Listening to the Cheerleaders

Most intriguing, journalistic cheerleaders for the prosecution of such cases have started calling for a new statute. Otherwise, they worry, insider trading is just a commonlaw ”morass”.

What lies behind that complaint is the fact that Congress never said that insiders can’t trade. The whole body of law on what is or isn’t “insider trading” is a body of judicial and to some degree of administrative precedent building on some very vaguely worded sections in securities fraud statutes, notably section 10(b) of the 1934 Act, with its catch-all reference to the use of an “manipulative or deceptive device or contrivance in contravention of such rules and regulations as the [SEC] may prescribe” and the rules the SEC did prescribe acting on that mandate.
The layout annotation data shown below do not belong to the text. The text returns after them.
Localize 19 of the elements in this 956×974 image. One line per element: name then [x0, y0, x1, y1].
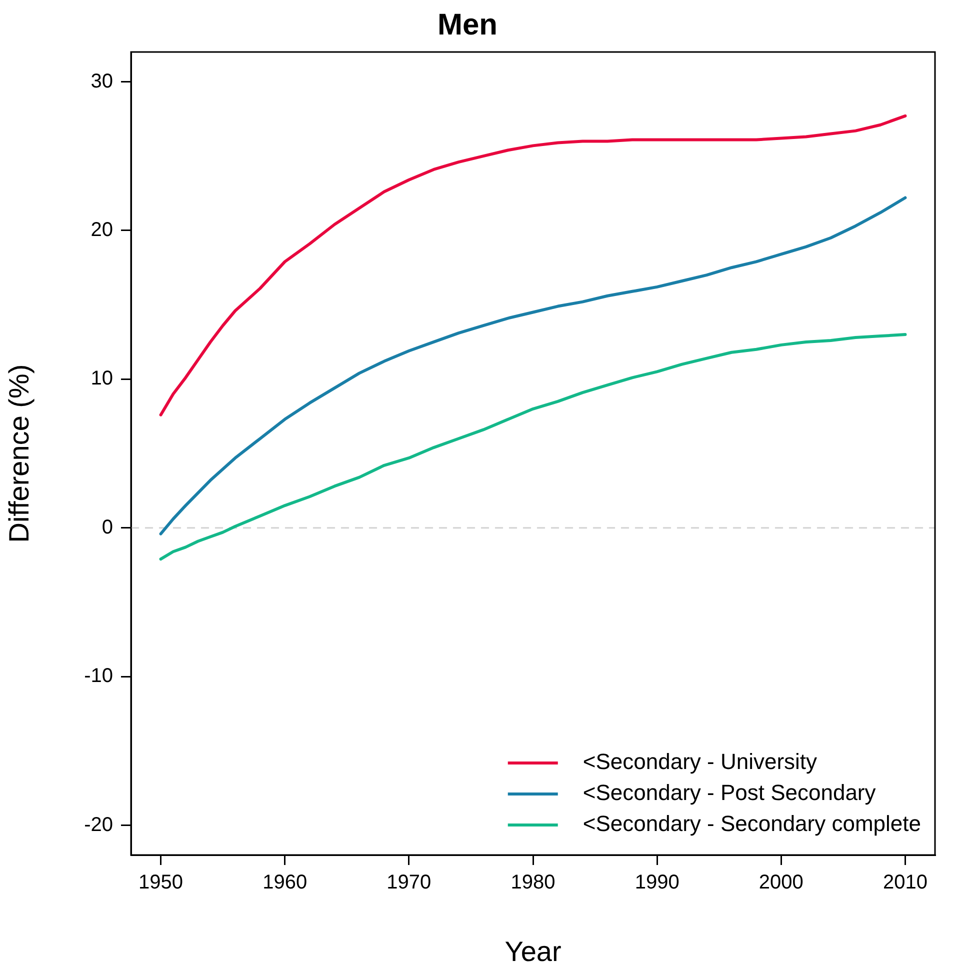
legend-label: <Secondary - Post Secondary [582, 780, 876, 806]
legend-label: <Secondary - Secondary complete [582, 811, 922, 836]
x-tick-label: 1960 [262, 872, 308, 894]
chart-title: Men [438, 8, 498, 42]
y-tick-label: -10 [84, 665, 113, 688]
x-tick-label: 1950 [138, 872, 184, 894]
y-tick-label: 20 [90, 218, 113, 241]
x-tick-label: 1970 [386, 872, 432, 894]
x-tick-label: 2010 [882, 872, 928, 894]
y-tick-label: 10 [90, 368, 113, 390]
x-axis-title: Year [504, 936, 562, 967]
y-tick-label: 30 [90, 70, 113, 92]
x-tick-label: 1980 [510, 872, 556, 894]
x-tick-label: 1990 [634, 872, 680, 894]
y-axis-title: Difference (%) [4, 364, 35, 543]
legend-label: <Secondary - University [582, 749, 818, 774]
y-tick-label: -20 [84, 814, 113, 836]
y-tick-label: 0 [102, 516, 113, 538]
x-tick-label: 2000 [758, 872, 804, 894]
Some of those are just as vague as the statutory language.

The vagueness of these underlying mandates has over decades given the federal judiciary a lot of room to define securities fraud law as it sees fit, and the precedential rules as to who counts as an “insider” are part of the result. Prosecutors and their cheerleaders are happy enough with these mandates when they’re winning. But they start calling for a more specific federal statute against insider trading when they start losing.

I think that they (the cheerleaders) do sense that their team is losing now, that the scope of the federal government’s ability to put people in prison, or even to impose ruinous civil penalties, for knowing too much too soon, is narrowing and will continue to narrow for some time. And in this I suspect that they are right.